The “Operation Southern Shield” speed enforcement and awareness campaign began Monday.

The southeastern regional campaign returns for a fourth year after reducing traffic deaths in Georgia in the first three years of the week-long enforcement period compared to the week before and after enforcement.

This year’s “Southern Shield” campaign reinforces the message on the dangers of driving above the legal speed limit as fewer vehicles traveling on interstates and major highways during the pandemic have contributed to an increase in speeding.

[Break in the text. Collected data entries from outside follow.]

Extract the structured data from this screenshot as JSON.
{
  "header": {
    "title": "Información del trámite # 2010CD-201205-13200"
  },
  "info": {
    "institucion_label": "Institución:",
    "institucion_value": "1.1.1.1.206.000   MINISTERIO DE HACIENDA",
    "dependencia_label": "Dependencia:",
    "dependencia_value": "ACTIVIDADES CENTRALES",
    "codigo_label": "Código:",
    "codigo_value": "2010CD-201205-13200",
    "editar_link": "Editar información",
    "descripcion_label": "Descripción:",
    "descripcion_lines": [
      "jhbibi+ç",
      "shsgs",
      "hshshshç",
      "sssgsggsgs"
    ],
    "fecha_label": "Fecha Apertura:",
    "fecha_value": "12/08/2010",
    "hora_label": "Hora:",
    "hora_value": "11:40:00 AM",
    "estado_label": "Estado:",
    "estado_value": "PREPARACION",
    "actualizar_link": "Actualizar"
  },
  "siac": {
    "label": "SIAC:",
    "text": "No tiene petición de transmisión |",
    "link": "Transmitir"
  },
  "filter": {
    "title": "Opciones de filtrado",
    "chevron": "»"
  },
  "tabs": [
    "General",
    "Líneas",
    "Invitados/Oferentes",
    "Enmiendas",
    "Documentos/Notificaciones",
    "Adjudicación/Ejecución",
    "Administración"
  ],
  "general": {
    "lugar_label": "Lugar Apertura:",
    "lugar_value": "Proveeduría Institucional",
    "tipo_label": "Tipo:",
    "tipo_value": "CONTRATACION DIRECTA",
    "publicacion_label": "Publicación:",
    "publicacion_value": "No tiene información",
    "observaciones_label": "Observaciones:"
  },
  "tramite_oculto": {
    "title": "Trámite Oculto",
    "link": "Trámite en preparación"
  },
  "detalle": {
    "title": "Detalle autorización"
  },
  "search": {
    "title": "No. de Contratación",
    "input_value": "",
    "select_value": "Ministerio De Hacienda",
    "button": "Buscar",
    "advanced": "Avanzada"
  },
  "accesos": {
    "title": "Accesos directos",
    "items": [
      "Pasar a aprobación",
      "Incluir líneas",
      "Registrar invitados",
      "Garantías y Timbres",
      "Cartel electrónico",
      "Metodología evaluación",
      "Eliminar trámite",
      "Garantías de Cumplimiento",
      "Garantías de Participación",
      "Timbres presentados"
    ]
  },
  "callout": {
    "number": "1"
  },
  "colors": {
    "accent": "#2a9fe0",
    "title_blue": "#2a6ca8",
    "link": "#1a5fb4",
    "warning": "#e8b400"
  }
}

Preliminary data from the Georgia Department of Transportation shows Southern Shield has saved lives in Georgia in the last three years. During last year’s campaign, the number of traffic deaths in Georgia was 29 percent lower in the final two weeks of the month compared to the first two. Seventy people were killed in traffic crashes from July 1-14 and 50 from July 15-29.

In the first year of the enforcement campaign, Operation Southern Shield reduced traffic deaths in Georgia by 35 percent in 2017 compared to the week before and after the July 17-23 enforcement period. In 2018, the number of traffic deaths in the state was 22 percent lower during Southern Shield week than the week after the July 16-22 speed enforcement and awareness campaign.

In Georgia, almost one out of every five traffic deaths in 2018 was due to speeding. There were 267 speed-related fatalities in 2018, which was a 25 percent increase over five years. According to NHTSA, speeding has been a factor in almost one-third of all motor vehicle fatalities in the last 20 years. In 2018, speeding killed 9,718 people nationwide.

Those traveling in Georgia during Southern Shield week July 20-26 can expect to see state troopers, sheriff’s deputies, and police officers enforcing all traffic laws. The goal will be to prevent crashes by stopping motorists endangering public safety on Georgia roads by speeding, driving distracted, driving under the influence of alcohol or drugs, and other violations of the state’s traffic laws.